António Costa indicou que a Europa precisa de negociar a “nova arquitetura de segurança” com a Rússia: de acordo com o presidente do Conselho Europeu, a UE deve estar envolvida nas negociações com Moscovo no final da guerra na Ucrânia
Recorde-se que o antigo primeiro-ministro português e outros líderes europeus vão reunir-se em Paris para discutir a resposta à decisão do presidente dos EUA, Donald Trump, de iniciar negociações com Vladimir Putin, presidente da Rússia, para colocar um ponto final num conflito que se arrasta há três anos. As negociações vão decorrer na Arábia Saudita.
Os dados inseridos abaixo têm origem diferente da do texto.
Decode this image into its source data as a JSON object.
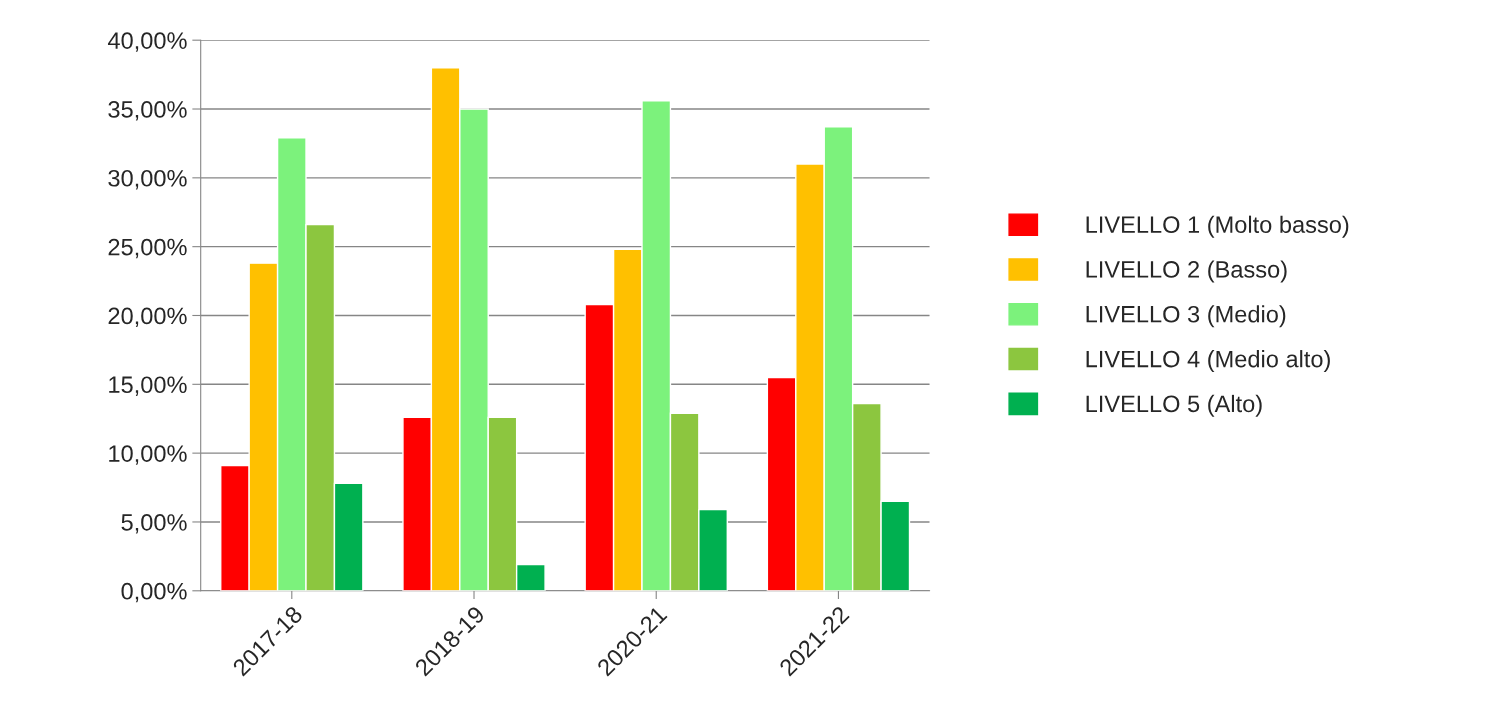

“Se Trump realmente deseja que os europeus assumam maior responsabilidade pela sua própria segurança, é claro que os europeus precisam de ser o ator principal na criação de uma nova arquitetura de segurança”, apontou António Costa, em entrevista à publicação ‘Financial Times’. “Não se trata apenas de Ucrânia”, salientou. “As negociações sobre a nova arquitetura de segurança precisam de levar em consideração que a Rússia é uma ameaça global, não apenas uma ameaça para a Ucrânia.”
A União Europeia foi ‘surpreendida’ pelas declarações da Administração Trump, em particular do enviado da Ucrânia do presidente americano, Keith Kellogg, que garantiu que a Europa “não se sentaria na mesa das negociações”, mas teriam opiniões que seriam levadas em consideração.
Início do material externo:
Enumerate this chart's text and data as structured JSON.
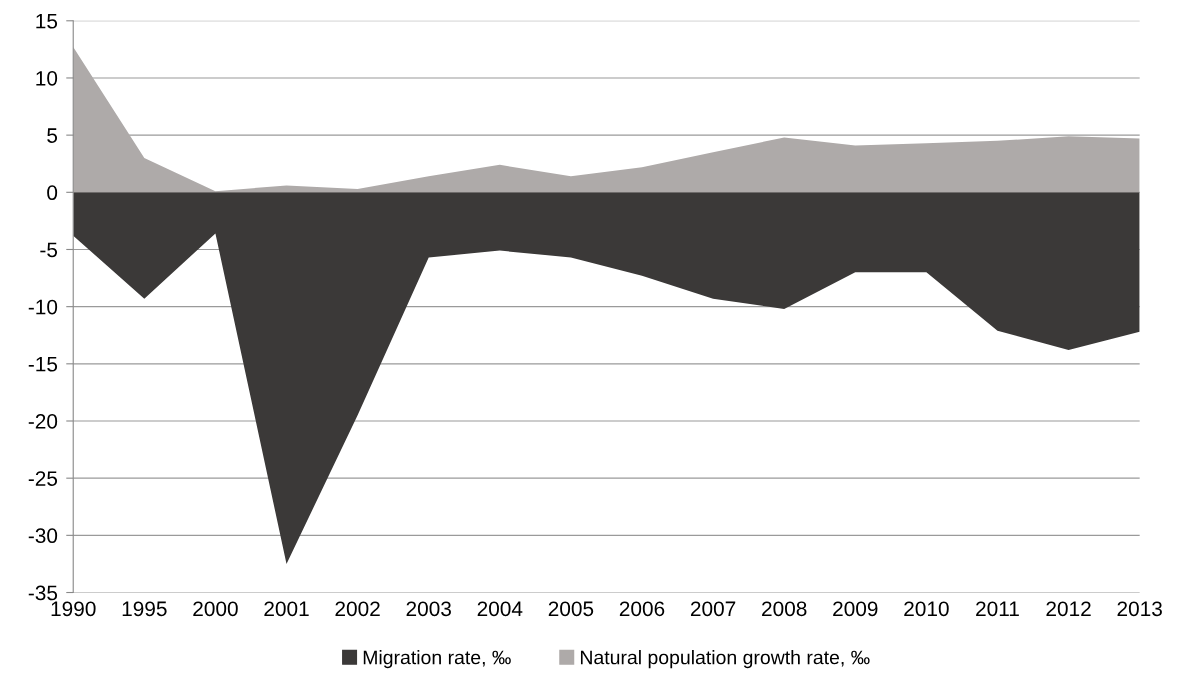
{
  "chart_data": {
    "type": "area",
    "categories": [
      "1990",
      "1995",
      "2000",
      "2001",
      "2002",
      "2003",
      "2004",
      "2005",
      "2006",
      "2007",
      "2008",
      "2009",
      "2010",
      "2011",
      "2012",
      "2013"
    ],
    "series": [
      {
        "name": "Migration rate, ‰",
        "color": "#3b3938",
        "values": [
          -3.8,
          -9.3,
          -3.6,
          -32.5,
          -19.5,
          -5.7,
          -5.1,
          -5.7,
          -7.3,
          -9.3,
          -10.2,
          -7.0,
          -7.0,
          -12.1,
          -13.8,
          -12.2
        ]
      },
      {
        "name": "Natural population growth rate, ‰",
        "color": "#aeaaa9",
        "values": [
          12.7,
          3.0,
          0.1,
          0.6,
          0.3,
          1.4,
          2.4,
          1.4,
          2.2,
          3.5,
          4.8,
          4.1,
          4.3,
          4.5,
          4.9,
          4.7
        ]
      }
    ],
    "ylim": [
      -35,
      15
    ],
    "yticks": [
      -35,
      -30,
      -25,
      -20,
      -15,
      -10,
      -5,
      0,
      5,
      10,
      15
    ],
    "grid": "y",
    "legend": "bottom"
  }
}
“As negociações estão entre beligerantes”, apontou Costa. “É claro que é necessário negociar entre Ucrânia e Rússia. Mas essa guerra na Ucrânia não é apenas sobre a Ucrânia. É sobre segurança europeia.”
Costa citou a posição agressiva da Rússia em relação aos estados bálticos Estónia, Letónia e Lituânia, que são membros da UE e da NATO, e a ocupação de território nos estados no flanco oriental da UE, como razões pelas quais Bruxelas precisavam fazer parte das negociações. “A Rússia é claramente uma ameaça à soberania do Báltico, à nossa fronteira oriental”, disse. “Eles têm uma presença militar na Moldávia, na Geórgia.”
Mark Rutte, secretário-geral da NATO, já garantiu que se a Europa quiser um papel nas negociações, tem de ficar claro o que pode oferecer. “Se quiser um lugar à mesa, certifique-se de apresentar propostas relevantes. Certifique-se em gastar mais… particularmente quando se trata da Ucrânia.”